Ok, I need to make a nim game and try to find a strategy to always win with the next nim game:
21 matches, players 1 and 2 took 1, 2, 3, 4 or 5 matches in each turn, and one cannot match the match of the previous player. The winner receives a win if / when they take the last match.
I need to program something, but I don’t even understand what needs to be started. How can I find a winning strategy with this type of game?
EDIT:
So, I decided that you will always win when you get to 7 matches, which are still in the middle. Another can take 2-5, and you can add up to 7 by taking the last one. when the other accepts 1, you accept 3 (the other cannot accept 3, and then) and must choose 1 or 2, in which case you will receive the second and win.
However, the transition from 21 to 7 is a mystery to me, I cannot understand how you can always be a person who has reached 7.
EDIT 2: OK, so without the rule that you cannot take the same as the previous player, it's pretty simple, I think.
You must make k = 5 + 1 = 6. then you must make the first move so that the matches remain then% 6 = 0. Thus, in this case, first take 3, and then fill up the replenishment of another player to 6. However, in in this case, it will not work, because the other player can take 3, after which you cannot take 3 to fill up to 6. So there is my problem. Any ideas?
EDIT3:
ok, so you say that I can force 7 matches. However, suppose that I accept the same thinking until stage 14-7 matches. (then this is another twist)
There are two scenarios: 1: it takes 2-5, and I fill it up to seven, which allow 7 there, and I win. 2: it takes 1, so it remains 13. When I take 3, as I do in (7-0), it becomes 10. Then it takes 5, and I can no longer take 5 to finish, and I will lose.
Here lies the problem when scenario 2 is not a problem in the (7-0) -stage now.
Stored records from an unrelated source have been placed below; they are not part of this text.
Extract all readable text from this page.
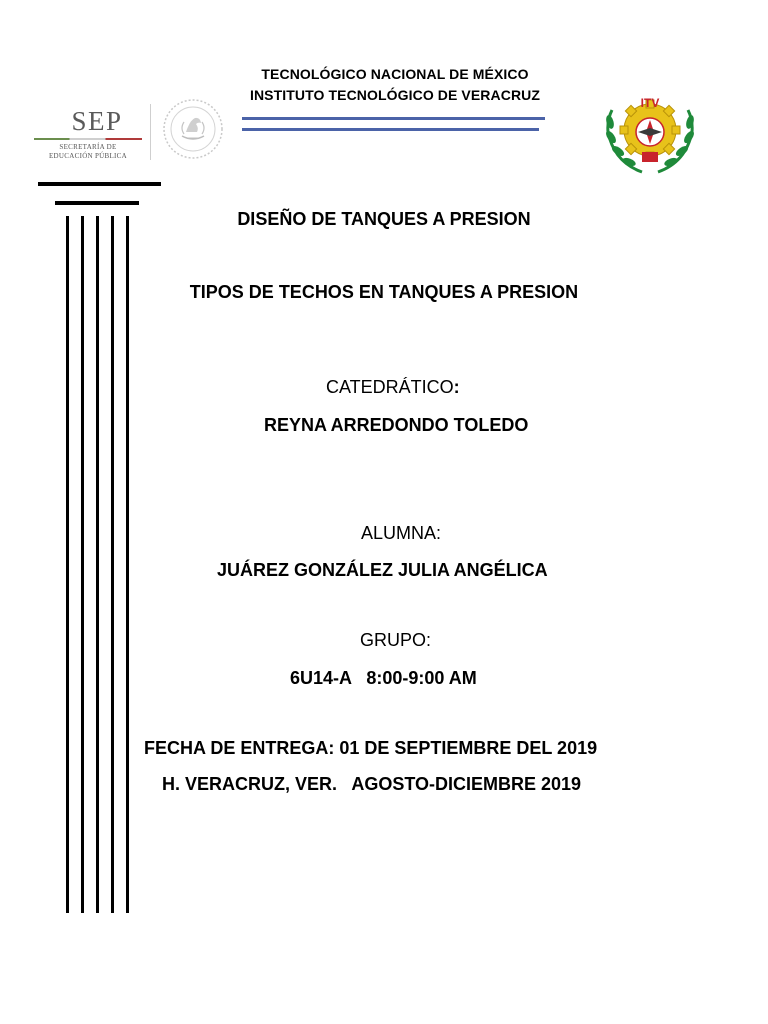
TECNOLÓGICO NACIONAL DE MÉXICO
INSTITUTO TECNOLÓGICO DE VERACRUZ
SEP
SECRETARÍA DE
EDUCACIÓN PÚBLICA
ITV
DISEÑO DE TANQUES A PRESION
TIPOS DE TECHOS EN TANQUES A PRESION
CATEDRÁTICO:
REYNA ARREDONDO TOLEDO
ALUMNA:
JUÁREZ GONZÁLEZ JULIA ANGÉLICA
GRUPO:
6U14-A   8:00-9:00 AM
FECHA DE ENTREGA: 01 DE SEPTIEMBRE DEL 2019
H. VERACRUZ, VER.   AGOSTO-DICIEMBRE 2019
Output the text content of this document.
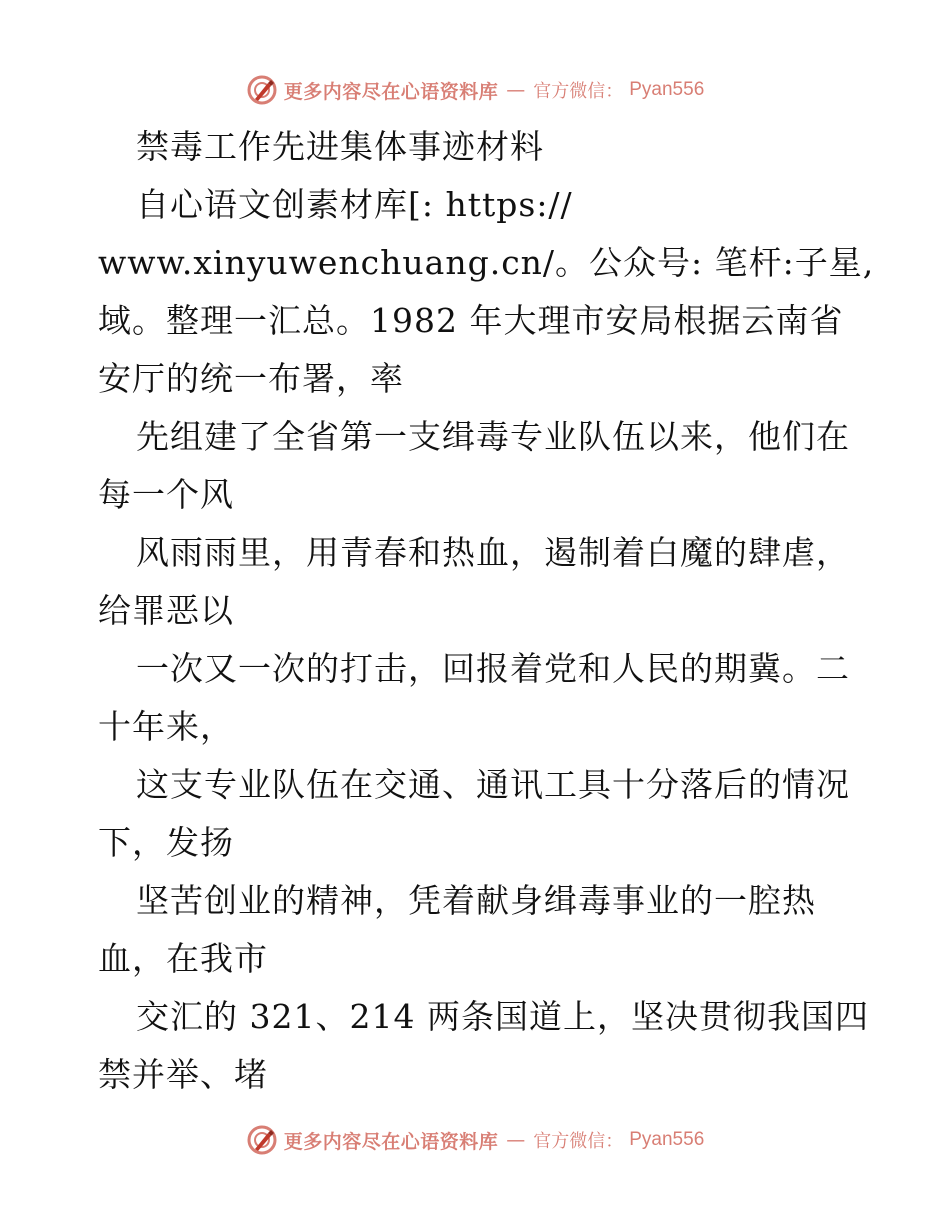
更多内容尽在心语资料库 — 官方微信： Pyan556
禁毒工作先进集体事迹材料
自心语文创素材库[: https://
www.xinyuwenchuang.cn/。公众号: 笔杆:子星,
域。整理一汇总。1982 年大理市安局根据云南省
安厅的统一布署，率
先组建了全省第一支缉毒专业队伍以来，他们在
每一个风
风雨雨里，用青春和热血，遏制着白魔的肆虐，
给罪恶以
一次又一次的打击，回报着党和人民的期冀。二
十年来，
这支专业队伍在交通、通讯工具十分落后的情况
下，发扬
坚苦创业的精神，凭着献身缉毒事业的一腔热
血，在我市
交汇的 321、214 两条国道上，坚决贯彻我国四
禁并举、堵
更多内容尽在心语资料库 — 官方微信： Pyan556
How to solve this?
YES, SOLUTION:
btw, na speler 1 means: after the player 1 turn, etc. (I am Dutch).
Ok, so I tried some things, and I think I have a solution. First you must accept 1 match as the first player. Then other guys can take 2-5 matches. You compare (pun intended) your amount to 7, so you will always have (21-1-7 =) 13 matches in the middle left. Then player 2 turns again, and there are two scenarios: player 2 accepts 1,2,4, or 5 matches, in which case you take so many matches that the left side will be 7. (as mentioned earlier, when you accept matches so there’s 7 left, you will always win). The second scenario is that player 2 takes 3 matches, in which case there are 10 in the middle when it is your turn. You cannot take 3 to make 7, because you cannot take 2 times the same amount. So, you take 5, so there is 5. Player 2 then cannot take 5 to win and must choose 1-4, after which you can take the rest and win.
This is a solution, I think. I somehow came across this because I noticed this:
Normal Nim game with module, etc .:
P2 1 2 3 4 5 P1 5 4 3 2 1 ------------------ 6 6 6 6 6
But you cannot do 3.3 here, so this is liek this:
p2 1 2 3 4 5 p1 5 4 3 2 1 --------------------- 7 7 7 7
So you can do 7 every time, and 1 is a special case. I don’t know why, but I intuitively took 1 as a starting point, as it seems that you need to take the initiative in order to be able to control other moves. (you cannot do it twice 1, so the other should take 2-5, which allows you to control)
In any case, THANKS a lot for all the help. Also for the entire written program. I could not use it because it did not compile as a lack of good java skills :), and I also wanted to solve it myself.
Anyway, I saw that it was a wiki, luck for people in the future, trying to solve it!